According to Peter Wang, who leads MDF development of new laser powder bed fusion systems, the printer used for the rover wheel prototype is large enough for a person to enter and is unique in its ability to print large objects while the steps occur simultaneously and continuously.

NASA mechanical design engineer Richard Hagen, left, and ORNL researcher Michael Borish inspect a lunar rover wheel prototype that was 3D printed at the Manufacturing Demonstration Facility.
NASA mechanical design engineer Richard Hagen, left, and ORNL researcher Michael Borish inspect a lunar rover wheel prototype that was 3D printed at the Manufacturing Demonstration Facility. Credit: Carlos Jones/ORNL, U.S. Dept. of Energy

“This dramatically increases the production rate with the same amount of laser power,” he said, adding that deposition occurs 50% faster. “We’re only scratching the surface of what the system can do. I really think this is going to be the future of laser powder bed printing, especially at large scale and in mass production.”

Researchers used software developed at ORNL to “slice” the wheel design into vertical layers, then balance the workload between the two lasers to print evenly, achieving a high production rate leveraging a computational technique recently submitted for patent protection.

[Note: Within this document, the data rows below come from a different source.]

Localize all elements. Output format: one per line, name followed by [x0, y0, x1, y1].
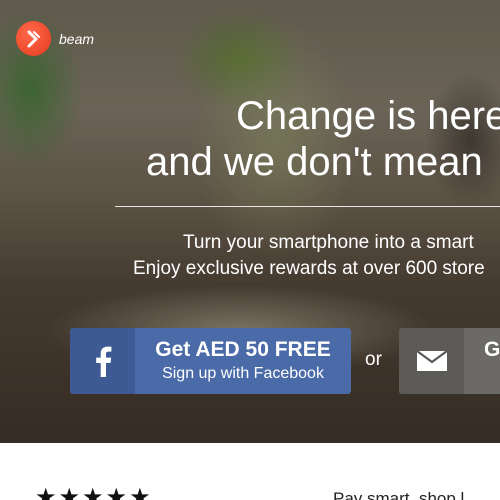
beam-logo-icon	[16, 21, 51, 56]
logo-wordmark: beam	[59, 30, 95, 47]
facebook-button-main-label: Get AED 50 FREE	[155, 338, 331, 361]
headline-line-2: and we don't mean	[146, 140, 483, 184]
email-button-label: G	[484, 338, 500, 361]
hero-section: beam Change is here and we don't mean Tu…	[0, 0, 500, 443]
rating-stars: ★★★★★	[35, 483, 153, 500]
hero-headline: Change is here and we don't mean	[0, 93, 500, 193]
below-fold-section: ★★★★★ Pay smart, shop l	[0, 443, 500, 500]
facebook-button-text: Get AED 50 FREE Sign up with Facebook	[135, 328, 351, 394]
email-signup-button[interactable]: G	[399, 328, 500, 394]
facebook-button-sub-label: Sign up with Facebook	[162, 365, 324, 382]
headline-line-1: Change is here	[236, 94, 500, 138]
subtext-line-1: Turn your smartphone into a smart	[183, 232, 474, 253]
hero-divider	[115, 206, 500, 207]
beam-logo[interactable]: beam	[16, 21, 94, 56]
hero-subtext: Turn your smartphone into a smart Enjoy …	[0, 230, 500, 284]
envelope-icon	[399, 328, 464, 394]
section-teaser-text: Pay smart, shop l	[333, 489, 465, 500]
or-separator: or	[365, 349, 382, 370]
subtext-line-2: Enjoy exclusive rewards at over 600 stor…	[133, 258, 485, 279]
facebook-signup-button[interactable]: Get AED 50 FREE Sign up with Facebook	[70, 328, 351, 394]
facebook-icon	[70, 328, 135, 394]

Made of a nickel-based alloy, the prototype wheel is about 8 inches wide and 20 inches in diameter – much larger than typical parts printed with metal powder bed systems. Making it required the ability to print small geometric features spread over a large work area. The team says additive manufacturing enabled greater complexity in the rim design without added cost or manufacturing difficulty.

In comparison, the four VIPER wheels that will churn through moon dust next year required multiple manufacturing processes and assembly steps. VIPER’s 50-piece wheel rim is held together with 360 riveted joints. The manufacturing process required complicated and time-intensive machining in order to meet the mission’s rigorous requirements.

If NASA testing proves the 3D-printed prototype to be as robust as conventionally built wheels, future rovers could use a single printed wheel rim instead, which took ORNL 40 hours to manufacture.

ORNL and NASA engineers also explored printing precise design features, such as angled sidewalls, a domed shape, and a wavy tread to increase the wheel’s stiffness. Integrating such features into the VIPER wheel design using conventional manufacturing processes is challenging. However, 3D printing made it simpler and more cost-effective to design and assemble a more complex spoke pattern and spoke locking mechanism for the wheel.

“The project with NASA really propelled the technology forward,” said Brian Gibson, the researcher who led the rover wheel project for ORNL, calling it a milestone. “It was great to connect a capability with a developing need, and the team was excited to be making a prototype component with space exploration applications.”